The densifier and optimizer networks are trained jointly in an end-to-end manner in a second training stage, while the initializer remains frozen. Losses are applied at each timestep of the optimization loop, with gradients detached between timesteps to focus on predicting the next improvement step.
After the learned iterative optimization, the surface mesh is extracted by rendering depth maps from training views and performing TSDF fusion, similar to 2DGS. Optional post-training with a few thousand steps of standard gradient descent can further refine the results.
Implementation Considerations:
- Voxel Grid: The choice of voxel size (vd) and number of Gaussians per voxel (vg) impacts resolution and memory. The paper uses vd=4cm and vg=2.
- Network Architecture: Sparse 3D convolutions are used for efficiency in handling large scenes. The optimizer uses a UNet structure.
- Training Stages: Training is split into two stages: initializer training and joint densifier/optimizer training. This modularity allows focusing on different aspects of the reconstruction process.
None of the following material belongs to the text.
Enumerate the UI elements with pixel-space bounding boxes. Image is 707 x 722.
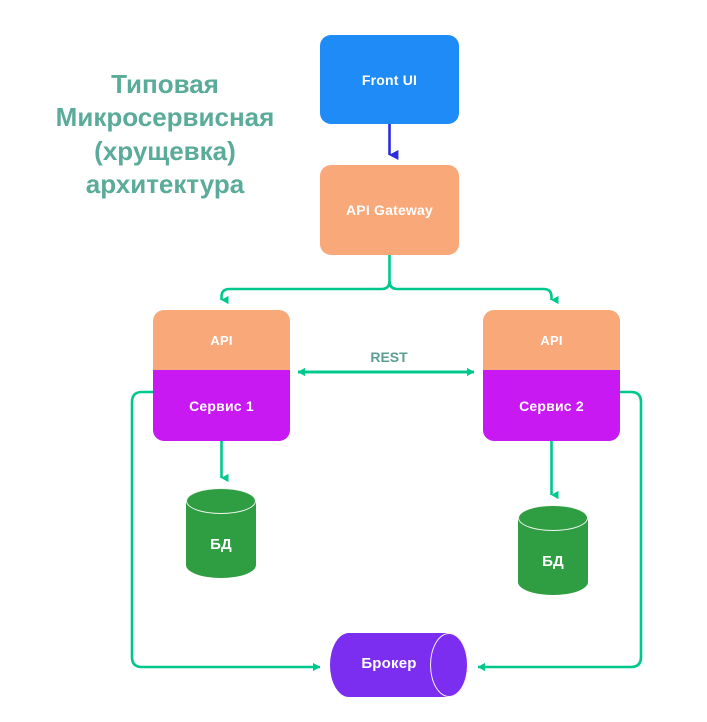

- Gradient Accumulation: Gradients are accumulated across a batch of training images (e.g., 100) before being fed to the optimizer.
- Memory Management: Importance sampling in the densifier is crucial to limit the number of new Gaussians added per iteration and manage memory usage during training.
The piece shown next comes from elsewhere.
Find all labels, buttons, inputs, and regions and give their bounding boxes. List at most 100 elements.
- Loss Functions: A combination of photometric (Lc), geometric (Ld, Ln), and structural (Locc, Ldist) losses are necessary to supervise the different networks effectively towards accurate surface reconstruction.
Real-World Application:
QuickSplat is primarily demonstrated for large-scale indoor scene reconstruction using multi-view RGB images. Its advantages make it suitable for applications requiring fast and accurate 3D models from image sequences, such as:
- Digital Twin creation: Rapidly generating detailed 3D models of indoor environments for simulation, visualization, or asset management.
- AR/VR content creation: Creating static 3D environments for immersive experiences faster than traditional methods.
- Robotics mapping: Generating dense and accurate maps for navigation and interaction in complex indoor spaces. The learned priors help in challenging areas often encountered by robots (e.g., large, featureless walls).
The method demonstrates significant speed-ups (8x faster optimization) and improved geometry quality (lower depth errors and Chamfer distance) compared to state-of-the-art baselines like 2DGS, SuGaR, and GS2Mesh on the ScanNet++ dataset. It also shows promising generalization results on the ARKitScenes dataset without fine-tuning.
While QuickSplat significantly improves efficiency and robustness in many cases, limitations remain, such as difficulties with highly reflective surfaces and dynamic scenes. Future work could explore integrating it with real-time SLAM systems for online reconstruction or extending it to handle non-static environments.